US-Außenminister drängt Israel und Palästinenserführung zu vorläufiger Übereinkunft

Von Oliver Eberhardt *

Bei den Nahostverhandlungen hat sich am Dienstag eine Lösung abgezeichnet, bei der Gefangene freikommen sollen und die Verhandlungsdauer verlängert wird.

Israels Regierung erwägt, mehr als 400 palästinensische Gefangene freizulassen; im Gegenzug wollen die USA den israelischen Spion Jonathan Pollard begnadigen. Noch ist nichts entschieden, doch die USA-Verhandlungsdelegation bereitet sich auf eine längere Präsenz in der Region vor: Über 4000 Hotelübernachtungen hat die US- Botschaft in den vergangenen Tagen in Jerusalemer Hotels gebucht – ein Zeichen, dass man den Friedensprozess zwischen Israelis und Palästinensern noch nicht aufgegeben hat.

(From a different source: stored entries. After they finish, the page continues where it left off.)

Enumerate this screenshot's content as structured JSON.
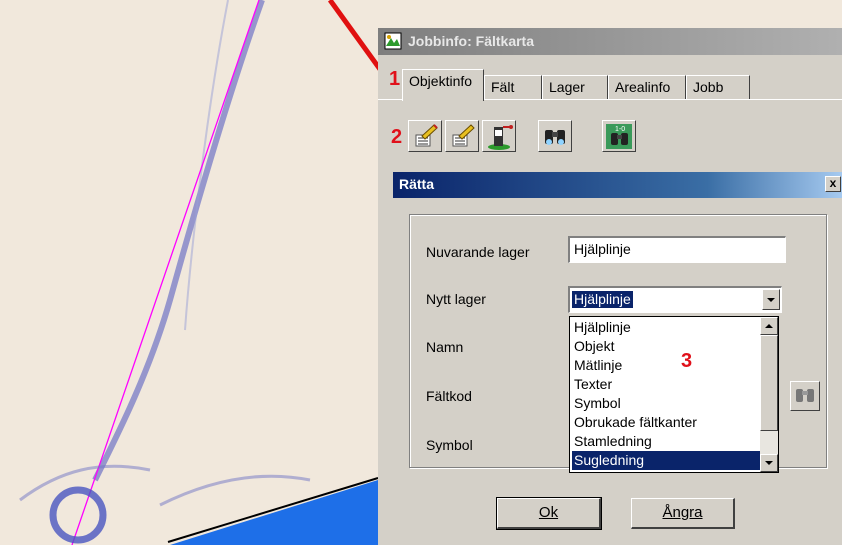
{
  "window": {
    "title": "Jobbinfo: Fältkarta"
  },
  "markers": [
    "1",
    "2",
    "3"
  ],
  "tabs": [
    "Objektinfo",
    "Fält",
    "Lager",
    "Arealinfo",
    "Jobb"
  ],
  "toolbar": {
    "icons": [
      "edit-list-icon",
      "edit-list-icon",
      "layer-tool-icon",
      "binoculars-icon",
      "binoculars-numbered-icon"
    ],
    "numbered_label": "1-0"
  },
  "dialog": {
    "title": "Rätta",
    "close": "x",
    "fields": {
      "current_layer_label": "Nuvarande lager",
      "current_layer_value": "Hjälplinje",
      "new_layer_label": "Nytt lager",
      "new_layer_value": "Hjälplinje",
      "name_label": "Namn",
      "field_code_label": "Fältkod",
      "symbol_label": "Symbol"
    },
    "dropdown_options": [
      "Hjälplinje",
      "Objekt",
      "Mätlinje",
      "Texter",
      "Symbol",
      "Obrukade fältkanter",
      "Stamledning",
      "Sugledning"
    ],
    "selected_option": "Sugledning",
    "ok_label": "Ok",
    "cancel_label": "Ångra"
  },
  "colors": {
    "marker": "#e0101a",
    "selection": "#0a246a",
    "map_line": "#ff00ff",
    "map_blue": "#1e6fe8"
  }
}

Unermüdlich versucht US-Außenminister John Kerry derzeit, die stockenden Verhandlungen anzuschieben, beide Seiten dazu zu bewegen, über den selbst gesetzten Endpunkt, den 29. April, am Gesprächstisch zu bleiben. Ein Disput, in dem Kerry nun den amerikanischen Trumpf gezogen hat: Während eines Treffens mit Israels Regierungschef Benjamin Netanjahu am Montagabend bot er die Begnadigung des seit 1985 in den USA einsitzenden israelischen Spions Jonathan Pollard an – eine Geste, die vor allem der israelischen Rechten jene Zugeständnisse versüßen soll, die notwendig sind, um die palästinensische Führung dazu zu bewegen, weiter zu verhandeln.

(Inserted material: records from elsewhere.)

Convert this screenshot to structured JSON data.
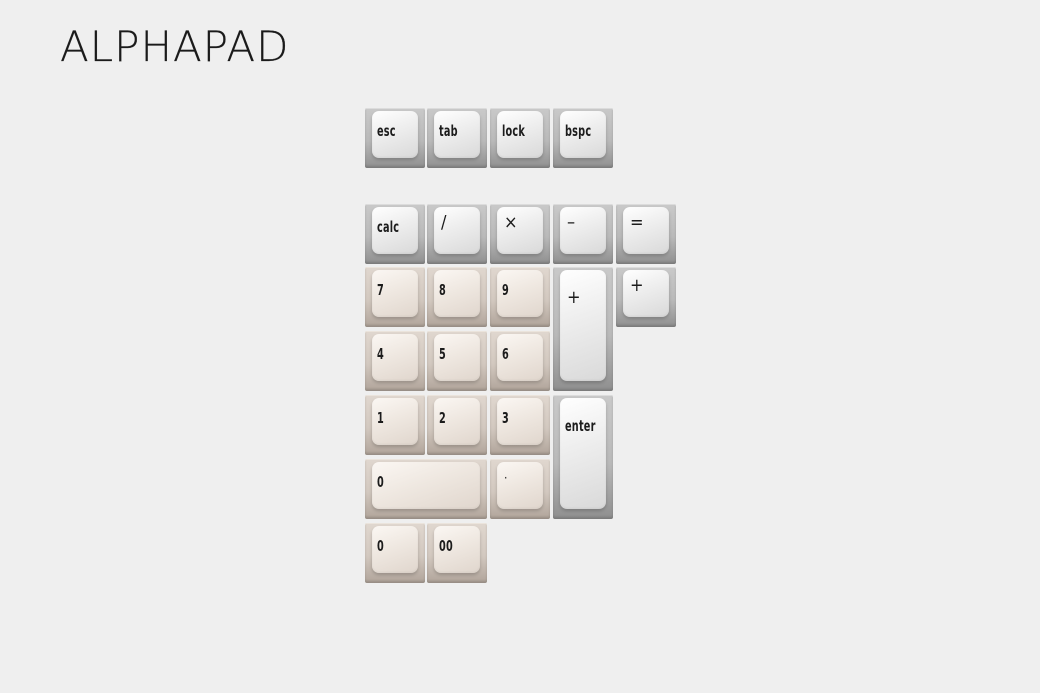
{
  "title": "ALPHAPAD",
  "colors": {
    "background": "#efefef",
    "gray_key": "#d9d9d9",
    "cream_key": "#efe8e1",
    "legend": "#1c1c1c"
  },
  "keys": {
    "esc": "esc",
    "tab": "tab",
    "lock": "lock",
    "bspc": "bspc",
    "calc": "calc",
    "slash": "/",
    "multiply": "×",
    "minus": "–",
    "equals": "=",
    "seven": "7",
    "eight": "8",
    "nine": "9",
    "plus_tall": "+",
    "plus_small": "+",
    "four": "4",
    "five": "5",
    "six": "6",
    "one": "1",
    "two": "2",
    "three": "3",
    "enter": "enter",
    "zero_wide": "0",
    "dot": "·",
    "zero": "0",
    "double_zero": "00"
  }
}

Der Deal: Im Austausch für Pollard würde Israel nicht nur die ursprünglich vorgesehenen 26 Langzeitgefangenen, sondern auch 400 weitere Häftlinge freilassen. Darüber hinaus soll ein teilweiser Baustopp in den israelischen Siedlungen außerhalb Jerusalems verhängt werden. Die Regierung würde kein Land für private Bauprojekte mehr zur Verfügung stellen, keine weiteren Baupläne mehr aufstellen und sämtliche öffentlichen Bauprojekte im Westjordanland einstellen. Außerdem soll die Allenby-Brücke, der einzige Grenzübergang zwischen Jordanien und der Westbank, künftig rund um die Uhr geöffnet bleiben; die Ein- und Ausreisegebühren für Palästinenser sollen massiv gesenkt werden.

Bislang hatte die palästinensische Führung stets betont, die Verhandlungen nicht über den April hinaus verlängern zu wollen; die für das vergangene Wochenende vorgesehene vierte und letzte Stufe der Gefangenenfreilassung war darüber gescheitert. Unter dem Eindruck der nun im Raume stehenden Vereinbarung hat man allerdings am Dienstag in Ramallah begonnen umzudenken. Präsident Mahmud Abbas, der, so ein Mitarbeiter, »nicht abgeneigt« sei, traf sich am Nachmittag mit Funktionären seiner Fatah-Fraktion, um sie von dem Vorschlag zu überzeugen.

Doch es gibt auch weiterhin Fallstricke: US-Sicherheitspolitiker, vor allem Republikaner, sind vehement gegen eine Begnadigung Pollards, auch auf Seiten der israelischen Rechten regt sich Widerstand. So sehr man dort Pollard freihaben will – man will es nicht im Austausch gegen palästinensische Gefangene. Am Nachmittag kündigte die Partei »Jüdisches Heim« an, die Regierung zu verlassen, falls es dazu kommen sollte.

* Aus: neues deutschland, Mittwoch, 2. April 2014


Der ganz kleine Nahostfrieden

Roland Etzel zu einer möglichen Vereinbarung Israel–Palästina **

Man sollte den Deal nicht schlechter machen, als er ist. Er ist wahrlich schlecht genug. Was US-Außenminister Kerry da mit den israelischen und den palästinensischen Verhandlern vereinbarte und demnächst wohl als die versprochene Nahostvereinbarung präsentieren möchte, ist keineswegs der große Frieden und vielleicht nicht einmal der kleine Waffenstillstand. Kein einziges der Schlüsselprobleme – Flüchtlingsrückkehr, Jerusalem-Status, Siedlungsräumung – ist einer einvernehmlichen Lösung näher. Man ist nicht weiter als vor 20 Jahren nach den Oslo-Abkommen.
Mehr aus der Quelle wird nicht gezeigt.